A day after our Provost's Office sent out marching orders for an "academic re-envisioning" in the liberal arts parts of The New School in the coming spring (before we even know who's going to be around in the spring!), an article about New School's woes appeared in The New York Times. While we have never quite been the "bastion of the liberal arts" their title suggests ("social research" maybe, definitely "adult education" once upon a time), we do seem to be facing a reckoning. The article quotes faculty, graduate students and the president, but the big picture is revealed in hyperlinked charts I didn't know were public.
Now the curious can see our exposure to the increasingly hostile environment for international students, and how much enrollment has fallen over the past years ... and that much of that has occurred in the liberal arts divisions of the university (the lower table; Lang is orange).
And they can see also how small a part of the university we really are. Just over a fourth of students are seeking liberal arts degrees (though all students take liberal arts classes). But liberal arts claims more than a fourth of the university's small full-time faculty community.
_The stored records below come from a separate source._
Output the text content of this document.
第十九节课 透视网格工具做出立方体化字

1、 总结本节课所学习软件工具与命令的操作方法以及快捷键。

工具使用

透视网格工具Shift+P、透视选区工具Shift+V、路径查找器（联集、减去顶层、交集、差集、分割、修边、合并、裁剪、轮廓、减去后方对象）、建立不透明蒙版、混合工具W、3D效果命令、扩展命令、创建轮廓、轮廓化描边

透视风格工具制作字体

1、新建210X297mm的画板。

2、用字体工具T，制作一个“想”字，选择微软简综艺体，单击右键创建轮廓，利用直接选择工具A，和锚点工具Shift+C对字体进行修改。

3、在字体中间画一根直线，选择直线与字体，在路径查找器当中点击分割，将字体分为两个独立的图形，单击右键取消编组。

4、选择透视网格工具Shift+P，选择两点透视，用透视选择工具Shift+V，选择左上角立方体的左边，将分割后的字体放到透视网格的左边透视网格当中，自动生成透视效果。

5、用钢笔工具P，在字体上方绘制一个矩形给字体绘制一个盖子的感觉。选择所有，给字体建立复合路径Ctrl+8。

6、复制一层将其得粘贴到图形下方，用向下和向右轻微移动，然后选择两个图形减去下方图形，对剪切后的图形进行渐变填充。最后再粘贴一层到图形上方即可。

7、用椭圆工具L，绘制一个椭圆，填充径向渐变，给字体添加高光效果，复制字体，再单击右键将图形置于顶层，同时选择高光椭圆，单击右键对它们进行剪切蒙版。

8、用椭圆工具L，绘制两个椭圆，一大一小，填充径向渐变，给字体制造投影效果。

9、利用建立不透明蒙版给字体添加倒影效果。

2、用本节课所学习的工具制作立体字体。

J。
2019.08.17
About 90 percent of the [threatened] cuts fall in the liberal arts and social science divisions, where most tenure and tenure-track positions lie. … The restructuring is designed in part to benefit Parsons, the renowned design college that is the economic engine of the university and whose revenues subsidize the New School’s doctoral-level academics. … [although] even at Parsons, which mostly has part-time, adjunct faculty, there is skepticism.